Jacuzzi tubs seemed awkward to me in their location. I am not a fan of them in general but here they should give way to make more room in master bedroom. I don't understand why this wasn't a special assessment. I feel bad for the people who own mud weeks. 

I am in Squaw now at OVI and it is absolutely beautiful. I am sure it is similar at Incline.
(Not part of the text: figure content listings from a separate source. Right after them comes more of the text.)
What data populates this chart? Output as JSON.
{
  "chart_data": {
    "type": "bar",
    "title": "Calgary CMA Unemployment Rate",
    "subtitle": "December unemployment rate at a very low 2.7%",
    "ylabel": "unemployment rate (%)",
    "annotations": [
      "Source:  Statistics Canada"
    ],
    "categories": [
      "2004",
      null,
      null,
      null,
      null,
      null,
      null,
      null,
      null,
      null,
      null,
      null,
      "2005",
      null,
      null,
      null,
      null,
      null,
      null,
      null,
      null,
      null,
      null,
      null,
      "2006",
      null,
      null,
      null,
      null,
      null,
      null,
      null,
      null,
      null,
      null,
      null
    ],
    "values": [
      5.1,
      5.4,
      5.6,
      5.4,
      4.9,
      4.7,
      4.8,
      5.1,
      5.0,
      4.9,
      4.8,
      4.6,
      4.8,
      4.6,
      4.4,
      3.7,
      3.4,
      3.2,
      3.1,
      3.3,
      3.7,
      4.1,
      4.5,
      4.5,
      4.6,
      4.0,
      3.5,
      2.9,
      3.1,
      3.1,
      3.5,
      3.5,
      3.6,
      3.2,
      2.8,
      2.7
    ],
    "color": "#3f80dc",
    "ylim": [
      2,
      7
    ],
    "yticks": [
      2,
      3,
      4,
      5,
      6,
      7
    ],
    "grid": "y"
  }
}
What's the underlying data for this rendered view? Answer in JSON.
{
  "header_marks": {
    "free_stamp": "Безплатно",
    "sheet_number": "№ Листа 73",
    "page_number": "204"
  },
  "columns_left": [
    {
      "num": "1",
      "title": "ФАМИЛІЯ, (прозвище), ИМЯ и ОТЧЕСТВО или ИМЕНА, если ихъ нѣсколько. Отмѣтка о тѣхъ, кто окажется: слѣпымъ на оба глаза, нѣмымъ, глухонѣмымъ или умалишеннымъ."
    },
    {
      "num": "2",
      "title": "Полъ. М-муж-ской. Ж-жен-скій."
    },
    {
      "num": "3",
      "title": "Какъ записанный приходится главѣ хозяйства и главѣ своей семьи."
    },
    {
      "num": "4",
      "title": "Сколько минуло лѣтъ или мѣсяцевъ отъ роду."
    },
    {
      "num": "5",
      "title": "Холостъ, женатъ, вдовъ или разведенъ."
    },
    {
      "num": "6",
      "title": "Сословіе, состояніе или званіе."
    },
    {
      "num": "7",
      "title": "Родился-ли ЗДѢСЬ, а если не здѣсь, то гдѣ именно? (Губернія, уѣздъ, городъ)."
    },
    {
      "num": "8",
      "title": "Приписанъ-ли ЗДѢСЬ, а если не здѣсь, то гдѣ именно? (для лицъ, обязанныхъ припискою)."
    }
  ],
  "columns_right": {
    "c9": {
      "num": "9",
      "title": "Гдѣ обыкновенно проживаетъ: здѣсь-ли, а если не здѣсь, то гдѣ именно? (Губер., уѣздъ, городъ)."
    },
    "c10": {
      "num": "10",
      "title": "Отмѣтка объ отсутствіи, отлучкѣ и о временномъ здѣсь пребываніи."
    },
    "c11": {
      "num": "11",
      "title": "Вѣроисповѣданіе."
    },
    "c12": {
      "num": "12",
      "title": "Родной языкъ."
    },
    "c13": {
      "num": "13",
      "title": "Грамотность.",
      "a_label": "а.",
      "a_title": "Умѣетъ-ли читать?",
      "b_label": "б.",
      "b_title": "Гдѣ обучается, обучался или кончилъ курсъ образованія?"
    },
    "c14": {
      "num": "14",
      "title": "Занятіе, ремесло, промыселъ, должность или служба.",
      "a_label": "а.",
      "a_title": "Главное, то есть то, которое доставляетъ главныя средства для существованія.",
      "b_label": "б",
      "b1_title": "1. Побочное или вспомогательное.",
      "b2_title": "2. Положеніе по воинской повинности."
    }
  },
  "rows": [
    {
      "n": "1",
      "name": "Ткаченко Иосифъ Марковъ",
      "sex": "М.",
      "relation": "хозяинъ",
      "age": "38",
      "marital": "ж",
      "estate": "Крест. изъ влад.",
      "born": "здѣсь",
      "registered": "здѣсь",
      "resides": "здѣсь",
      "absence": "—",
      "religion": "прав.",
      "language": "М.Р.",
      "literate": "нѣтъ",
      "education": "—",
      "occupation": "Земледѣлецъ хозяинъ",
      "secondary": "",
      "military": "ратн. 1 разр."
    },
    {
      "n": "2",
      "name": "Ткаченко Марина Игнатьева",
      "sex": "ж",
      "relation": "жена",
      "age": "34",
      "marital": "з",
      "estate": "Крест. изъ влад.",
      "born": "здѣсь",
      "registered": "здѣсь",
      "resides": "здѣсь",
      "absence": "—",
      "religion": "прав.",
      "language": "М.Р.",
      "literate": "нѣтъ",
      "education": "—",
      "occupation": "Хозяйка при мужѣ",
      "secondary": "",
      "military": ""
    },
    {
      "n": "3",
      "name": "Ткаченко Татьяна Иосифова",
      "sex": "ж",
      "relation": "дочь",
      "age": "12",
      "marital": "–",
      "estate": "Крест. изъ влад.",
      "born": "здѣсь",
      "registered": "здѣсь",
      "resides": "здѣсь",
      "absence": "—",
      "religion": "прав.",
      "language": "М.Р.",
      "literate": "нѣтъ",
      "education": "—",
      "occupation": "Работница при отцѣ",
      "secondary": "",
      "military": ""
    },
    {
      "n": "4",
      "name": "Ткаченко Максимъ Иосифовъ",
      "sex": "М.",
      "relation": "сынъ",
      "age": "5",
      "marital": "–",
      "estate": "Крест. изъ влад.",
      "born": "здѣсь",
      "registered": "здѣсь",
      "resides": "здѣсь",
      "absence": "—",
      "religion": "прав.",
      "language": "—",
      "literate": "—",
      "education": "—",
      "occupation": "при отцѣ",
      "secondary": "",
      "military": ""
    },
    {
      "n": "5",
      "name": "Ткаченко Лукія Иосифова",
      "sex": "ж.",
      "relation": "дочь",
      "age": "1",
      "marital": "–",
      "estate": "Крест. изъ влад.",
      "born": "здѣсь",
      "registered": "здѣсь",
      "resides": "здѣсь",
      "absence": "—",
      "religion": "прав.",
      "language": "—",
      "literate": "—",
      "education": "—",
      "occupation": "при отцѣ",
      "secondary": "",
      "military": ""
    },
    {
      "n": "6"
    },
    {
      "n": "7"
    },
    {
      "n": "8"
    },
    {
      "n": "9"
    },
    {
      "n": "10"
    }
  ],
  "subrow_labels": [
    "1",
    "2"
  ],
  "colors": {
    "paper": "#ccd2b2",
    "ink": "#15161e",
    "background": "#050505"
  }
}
Forgot how nice Tahoe is in summer.  Kayaking at Kings Beach with my kids tomorrow.


----------



## ivywag (Jul 16, 2013)

Carmel dues are around $1400, but all units carry 1880 points or more.  They are still not sold out and some of the resales are pretty low.  I would think that the maintenance fees have an impact.
That said, I agree that the jacuzzis at High Sierra are a waste of space.  We store suitcases and fishing gear in them!!!


----------



## lizap (Jul 16, 2013)

Looks like the jacuzzis are going away.  MFs are still a little lower than Carmel - still curious why this wasn't a one-time assessment. 




ivywag said:


> Carmel dues are around $1400, but all units carry 1880 points or more.  They are still not sold out and some of the resales are pretty low.  I would think that the maintenance fees have an impact.
> That said, I agree that the jacuzzis at High Sierra are a waste of space.  We store suitcases and fishing gear in them!!!


----------



## lizap (Jul 22, 2013)

Are there other Tuggers who own here?  Would be interested to know if you have any more details.




lizap said:


> Looks like the jacuzzis are going away.  MFs are still a little lower than Carmel - still curious why this wasn't a one-time assessment.


----------



## MaryH (Jul 22, 2013)

Is Steve Dallas still on the board of the HOA?


----------



## lizap (Jul 24, 2013)

Looks like several who use to post no longer do so..




MaryH said:


> Is Steve Dallas still on the board of the HOA?


----------